Buster loses the girl and then tries hard to win her back. Somehow this ends up in Buster stealing wallets, stealing people's furniture, becoming a terrorist, etc; it's hilarious. I'm really in love with Keaton's athleticism; there's this one part that shows this weird double cross that hints at a soccer picture that never was. And he runs and runs and runs. Somehow always at the right place. Not only does he fool them, he does it with style. How else can you account for that out of nowhere umbrella? or his costume at the end? Doesn't matter if it doesn't make sense. Who cares how it happens, it happens! And it's so damn funny because of it.


The Goat (1921)
(Directed by Buster Keaton + Malcolm St. Clair)

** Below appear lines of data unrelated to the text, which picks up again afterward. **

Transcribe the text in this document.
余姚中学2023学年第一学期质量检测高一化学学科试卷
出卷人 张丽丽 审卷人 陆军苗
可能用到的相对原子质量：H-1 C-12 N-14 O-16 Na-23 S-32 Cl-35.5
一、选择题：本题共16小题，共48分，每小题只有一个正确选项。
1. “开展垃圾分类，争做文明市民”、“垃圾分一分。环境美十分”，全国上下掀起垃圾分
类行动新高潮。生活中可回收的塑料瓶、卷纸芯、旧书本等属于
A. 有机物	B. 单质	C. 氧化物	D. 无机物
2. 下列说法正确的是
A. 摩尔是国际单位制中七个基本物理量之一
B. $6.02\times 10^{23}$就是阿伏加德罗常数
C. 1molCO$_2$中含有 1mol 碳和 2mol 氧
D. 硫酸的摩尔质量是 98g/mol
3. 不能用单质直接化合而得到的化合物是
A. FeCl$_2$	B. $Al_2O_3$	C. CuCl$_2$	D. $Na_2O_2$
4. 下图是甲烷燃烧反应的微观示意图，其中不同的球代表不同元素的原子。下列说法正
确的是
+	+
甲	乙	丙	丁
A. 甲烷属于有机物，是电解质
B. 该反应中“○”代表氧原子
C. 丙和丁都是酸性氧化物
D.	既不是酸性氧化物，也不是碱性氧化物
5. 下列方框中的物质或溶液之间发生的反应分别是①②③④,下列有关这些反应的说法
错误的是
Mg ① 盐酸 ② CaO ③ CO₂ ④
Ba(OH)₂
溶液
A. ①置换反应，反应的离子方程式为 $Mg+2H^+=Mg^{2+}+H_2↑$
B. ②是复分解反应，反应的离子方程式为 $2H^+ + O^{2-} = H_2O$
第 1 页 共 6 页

Buster plays the everyman who happens to be mistaken for some kind of escaped killer. Hilarity ensues. Buster just goes around running from people and slipping in and out of situations/roles so easily. It's like a second talent. It's all done so fluidly in a way that's totally ridiculous and fantastic. There's lots of great gags (one including Buster bringing a horse down on its knees) but the best has to be one with the elevator in which for a second you believe that Buster sent a man 7 stories down. It's hilarious.


Susan Slept Here (1954)
(Directed by Frank Tashlin)

hehe, old dude marries 17-year-old for some weird reasons, chaos ensues, there's some interesting stuff and there's some not some interesting stuff and Debbie Reynolds wants to consummate the marriage and the narration is provided by an Oscar statue and there's talk about forgettable Hollywood pictures and there's lots of drinking and there's lots of bonkers stuff and there's an awesome dream sequence and Debbie Reynolds barks to get the man she wants. Man, who can you trust these days? Not me. Not me at all.


District 9 (2009)
(Directed by Neil Blomkamp)

It's fun. The one thing that sort of gets to me is this pseudo-doc presentation it has going on at the beginning. It sets itself up as a doc (looking back?) on this one event that happened and uses footage to reconstruct the events? Remember that the dude keeps knocking the camera away in embarrassing situations. Well, if they're recording a doc of this event and that's what we're seeing, why are we being shown other extraneous events that the camera wouldn't be privy to? Usually, films that break their own rules don't really bother me but the setup as pseudo-doc made the approach that was eventually taken seem kinda lazy. So, "I want the audience to know that the Nigerians are going to show up at this moment or whatever but the camera dude can't possibly be there so, well, how do I do that without cheating?" At what point does the film switch perspectives? Might it work if you view them as "reenactments?" Anyway, it was fun, people got blown up and all that stuff, but I couldn't divorce my enjoyment of Shit Blowing Up from the Plot Machinations at work. eh, Nigerian Hookers is a great credit.


The Hangover (2009)
(Directed by Todd Phillips)

It's funny but it's just this celebration of these male rites of passage that I want nothing to do with (and yet somehow get roped into doing anyway). And there's this kind of awful attitude in the characters and it's so one-dimensional and its laughs just consist of nothing but one crazy thing happening after the other. Yeah, it's VEGAS. Whatever. Bradley Cooper plays a huge asshole convincingly, Ed Helms plays Ed Helms convincingly, Zach Whatshisname kind of sucks and his awkwardness and stupidity is supposed to be funny, I guess, but it's really not. I don't know. Maybe I should've watched it with my bros or something and we could've all had fun calling each other gay or something. Yeah, there's something to think about.